1. Local and state eviction moratoriums and other housing assistance programs.

2. New property code standards related to health, safety, and habitability.

3. Changes to fair housing laws and anti-discrimination regulations.

4. Updates to tenant screening laws and obligations.

5. Minimum habitability standards, such as habitability inspections, disclosure rules, and tenant repair and deduct policies.

6. Tax credit and incentive opportunities for improving rental properties.

7. Changes to landlord-tenant laws and rule interpretations related to tenant rights.

8. Current security deposit policies and occupancy restrictions.

9. Revised rental agreement requirements.

10. Local tenant-landlord counseling services and other available resources.

What laws have been enacted to protect landlord rights in relation to housing regulations?

1. Security Deposits: Landlords have the legal right to require tenants to make a security deposit upon establishing a tenancy. The amount of the security deposit may vary between states, and landlords must return the security deposit to tenants in accordance with state regulations.

2. Rent Increases: Landlords may increase the rent of their rental units, but there may be restrictions in place as to how much rent can be increased and how often. The restrictions vary by state and may require the landlord to provide the tenant with written notification of the rent increase.
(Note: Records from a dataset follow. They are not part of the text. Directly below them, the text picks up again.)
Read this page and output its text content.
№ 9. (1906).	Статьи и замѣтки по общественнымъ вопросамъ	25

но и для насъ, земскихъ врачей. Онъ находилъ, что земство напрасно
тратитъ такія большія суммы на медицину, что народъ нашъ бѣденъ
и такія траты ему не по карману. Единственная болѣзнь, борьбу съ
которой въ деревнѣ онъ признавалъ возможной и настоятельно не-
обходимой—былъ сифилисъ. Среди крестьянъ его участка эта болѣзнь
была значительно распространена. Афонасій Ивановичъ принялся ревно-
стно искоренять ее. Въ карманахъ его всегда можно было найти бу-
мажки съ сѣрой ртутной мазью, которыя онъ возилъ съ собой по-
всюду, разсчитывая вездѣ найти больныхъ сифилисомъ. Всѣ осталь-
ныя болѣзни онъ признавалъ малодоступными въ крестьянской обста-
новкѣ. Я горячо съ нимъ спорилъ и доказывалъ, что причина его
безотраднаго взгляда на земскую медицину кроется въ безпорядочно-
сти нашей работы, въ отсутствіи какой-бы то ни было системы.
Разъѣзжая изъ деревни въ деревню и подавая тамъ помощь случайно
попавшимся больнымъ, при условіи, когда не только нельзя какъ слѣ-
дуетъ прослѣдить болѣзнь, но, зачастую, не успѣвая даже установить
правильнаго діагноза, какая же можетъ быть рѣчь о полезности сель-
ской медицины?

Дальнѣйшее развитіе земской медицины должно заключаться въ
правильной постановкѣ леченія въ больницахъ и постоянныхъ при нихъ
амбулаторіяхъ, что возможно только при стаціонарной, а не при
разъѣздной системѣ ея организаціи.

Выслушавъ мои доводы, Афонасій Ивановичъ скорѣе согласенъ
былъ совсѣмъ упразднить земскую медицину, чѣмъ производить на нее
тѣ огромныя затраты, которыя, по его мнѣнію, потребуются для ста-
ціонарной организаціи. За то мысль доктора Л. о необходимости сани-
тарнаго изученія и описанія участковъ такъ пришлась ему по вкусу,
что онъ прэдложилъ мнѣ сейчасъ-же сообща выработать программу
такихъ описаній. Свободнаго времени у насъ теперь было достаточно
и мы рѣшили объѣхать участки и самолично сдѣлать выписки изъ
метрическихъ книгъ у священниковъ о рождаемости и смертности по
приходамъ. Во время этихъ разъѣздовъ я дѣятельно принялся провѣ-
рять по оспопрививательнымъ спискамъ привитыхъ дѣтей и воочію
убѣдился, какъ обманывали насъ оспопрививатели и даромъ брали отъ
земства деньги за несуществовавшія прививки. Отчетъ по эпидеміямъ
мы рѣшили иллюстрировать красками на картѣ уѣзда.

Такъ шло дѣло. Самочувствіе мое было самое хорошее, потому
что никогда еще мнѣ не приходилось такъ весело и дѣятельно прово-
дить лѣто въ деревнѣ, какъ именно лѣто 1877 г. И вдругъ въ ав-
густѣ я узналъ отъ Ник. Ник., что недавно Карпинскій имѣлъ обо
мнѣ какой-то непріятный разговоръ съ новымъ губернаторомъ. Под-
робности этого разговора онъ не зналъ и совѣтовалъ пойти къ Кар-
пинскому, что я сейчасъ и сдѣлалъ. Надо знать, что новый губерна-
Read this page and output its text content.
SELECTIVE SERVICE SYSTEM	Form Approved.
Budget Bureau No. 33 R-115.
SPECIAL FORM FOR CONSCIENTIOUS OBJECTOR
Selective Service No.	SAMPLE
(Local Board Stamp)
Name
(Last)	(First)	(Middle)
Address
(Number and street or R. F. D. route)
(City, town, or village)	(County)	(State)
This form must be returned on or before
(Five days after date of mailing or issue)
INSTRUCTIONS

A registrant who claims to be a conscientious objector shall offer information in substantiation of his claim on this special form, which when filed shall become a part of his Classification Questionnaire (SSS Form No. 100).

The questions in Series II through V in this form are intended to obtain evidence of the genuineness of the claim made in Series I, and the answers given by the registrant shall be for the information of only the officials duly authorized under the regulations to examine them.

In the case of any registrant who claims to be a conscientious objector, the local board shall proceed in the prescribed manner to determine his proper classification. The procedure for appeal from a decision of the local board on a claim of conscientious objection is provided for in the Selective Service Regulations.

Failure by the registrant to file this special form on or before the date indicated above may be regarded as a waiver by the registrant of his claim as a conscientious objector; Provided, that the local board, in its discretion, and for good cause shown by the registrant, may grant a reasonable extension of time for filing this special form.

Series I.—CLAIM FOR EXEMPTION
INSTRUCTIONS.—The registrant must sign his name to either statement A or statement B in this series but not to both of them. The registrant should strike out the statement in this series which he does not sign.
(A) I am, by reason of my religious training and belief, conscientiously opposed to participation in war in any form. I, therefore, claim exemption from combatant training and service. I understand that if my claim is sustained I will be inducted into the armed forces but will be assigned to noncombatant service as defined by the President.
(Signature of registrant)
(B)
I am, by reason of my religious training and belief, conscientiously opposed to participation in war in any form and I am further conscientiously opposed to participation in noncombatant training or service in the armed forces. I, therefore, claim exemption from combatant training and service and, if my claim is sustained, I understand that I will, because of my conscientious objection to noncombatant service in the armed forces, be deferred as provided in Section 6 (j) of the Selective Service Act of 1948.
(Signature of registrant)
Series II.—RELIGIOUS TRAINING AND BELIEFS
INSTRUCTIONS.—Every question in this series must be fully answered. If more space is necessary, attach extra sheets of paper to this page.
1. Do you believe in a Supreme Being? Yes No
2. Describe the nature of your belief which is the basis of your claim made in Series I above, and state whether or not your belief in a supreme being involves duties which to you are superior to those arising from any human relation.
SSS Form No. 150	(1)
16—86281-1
3. Eviction Notice: Landlords may evict tenants due to non-payment of rent, breach of the lease agreement, or consistently failing to abide by the terms and conditions of the lease. Depending on the state, landlords may need to provide the tenant with an eviction notice prior to beginning the legal eviction process.

4. Subletting and Assignment: Some states allow tenants to assign their tenancy to another tenant or sublet a portion of the rental unit to a roommate. Landlords may be able to prohibit or limit this type of arrangement, depending on the language of the lease agreement.

5. Utility Payments: Landlords may be able to charge tenants for utilities, such as water, sewer, electricity, and gas according to the terms of the lease agreement. In certain states, landlords are also allowed to require the tenant to pay for specific services, such as trash collection or cable television.

What is the Fair Housing Act and how does it protect landlords?

The Fair Housing Act is a federal law that protects people from discrimination when renting or buying a home, getting a mortgage, seeking housing assistance, or engaging in other housing-related activities. It prohibits discrimination based on race, color, nationality, religion, sex, family status, and disability. Landlords are not allowed to discriminate against tenants based on these characteristics or deny them a rental unit due to these characteristics. Landlords must also make reasonable accommodations for tenants with disabilities. Additionally, landlords are prohibited from retaliating against tenants who exercise their rights under the Fair Housing Act.